Long-term results of electrical stimulation of the lower esophageal sphincter for treatment of proximal GERD

Zeitschrift:
Surgical Endoscopy > Ausgabe 12/2014
Autoren:
Toshitaka Hoppo, Leonardo Rodríguez, Edy Soffer, Michael D. Crowell, Blair A. Jobe
Wichtige Hinweise

Electronic supplementary material

The online version of this article (doi:10.​1007/​s00464-014-3603-x) contains supplementary material, which is available to authorized users.
Presented at the SAGES 2014 Annual Meeting, April 2–5, 2014, Salt Lake City, Utah.

Abstract

Introduction

Electrical stimulation of the lower esophageal sphincter (LES) in gastroesophageal reflux disease (GERD) patients, using EndoStim® LES stimulation system (EndoStim BV, the Hague, Netherlands), enhances LES pressure, decrease distal esophageal acid exposure, improves symptoms, and eliminates the need in many patients for daily GERD medications.

Aim

To evaluate, in a post hoc analysis, the effect of LES stimulation on proximal esophageal acid exposure in a subgroup of patients with abnormal proximal esophageal acid exposure.

Methods

Nineteen patients (median age 54 years; IQR 47–64; men-10) with GERD partially responsive to proton pump inhibitors (PPI), hiatal hernia ≤3 cm, esophagitis ≤LA grade C underwent laparoscopic implantation of the LES stimulator.

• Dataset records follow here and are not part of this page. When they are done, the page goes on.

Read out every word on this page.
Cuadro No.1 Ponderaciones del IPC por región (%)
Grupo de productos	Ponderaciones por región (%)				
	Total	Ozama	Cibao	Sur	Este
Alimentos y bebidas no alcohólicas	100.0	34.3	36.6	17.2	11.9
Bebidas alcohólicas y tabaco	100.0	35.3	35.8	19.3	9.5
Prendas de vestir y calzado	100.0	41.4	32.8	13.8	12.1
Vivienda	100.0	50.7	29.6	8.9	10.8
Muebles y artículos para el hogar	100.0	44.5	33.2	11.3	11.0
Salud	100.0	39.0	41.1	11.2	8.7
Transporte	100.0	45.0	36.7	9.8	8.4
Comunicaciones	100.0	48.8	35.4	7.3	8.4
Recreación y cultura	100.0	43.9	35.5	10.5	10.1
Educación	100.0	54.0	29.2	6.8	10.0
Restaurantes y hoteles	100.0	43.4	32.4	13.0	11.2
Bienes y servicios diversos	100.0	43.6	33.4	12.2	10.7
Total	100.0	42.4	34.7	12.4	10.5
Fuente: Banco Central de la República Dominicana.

LES stimulation at 20 Hz, 215 μs, 5–8 m Amp sessions was delivered in 6–12, 30 min sessions each day. Esophageal pH at baseline and after 12-months of LES stimulation was measured 5 and 23 cm above the manometric upper border of LES.

Results

Total, upright and supine values of median (IQR) proximal esophageal pH at baseline were 0.4 (0.1–1.4), 0.6 (0.2–2.3), and 0 (0.0–0.2) %, respectively, and at 12 months on LES-EST were 0 (0–0) % (p = 0.001 total and upright; p = 0.043 supine comparisons). 24-hour distal esophageal acid exposure improved from 10.2 (7.6–11.7) to 3.4 (1.6–7.0) % (p = 0.001). Seven (37 %) patients had abnormal (>1.1 %) 24-hour proximal acid exposure at baseline; all normalized at 12 months (p = 0.008). In these 7 patients, total, upright, and supine median proximal acid exposure values at baseline were 1.7 (1.3–4.1), 2.9 (1.9–3.7), and 0.3 (0–4.9) %, respectively, and after 12 months of LES-EST were 0 (0–0.0), 0 (0–0.1), and 0 (0–0) % (p = 0.018 total and upright; p = 0.043 supine comparisons). Distal esophageal pH for this group improved from 9.3 (7.8–17.2) at baseline to 3.2 (1.1–3.7) % at 12-months (p = 0.043). There were no GI side effects such as dysphagia, gas-bloat or diarrhea or device or procedure related serious adverse events with LES-EST. There was also a significant improvement in their GERD-HRQL scores.

Conclusion

LES-EST is associated with normalization of proximal esophageal pH in patients with GERD and may be useful in treating those with proximal GERD. The LES-EST is safe without typical side effects associated with traditional antireflux surgery.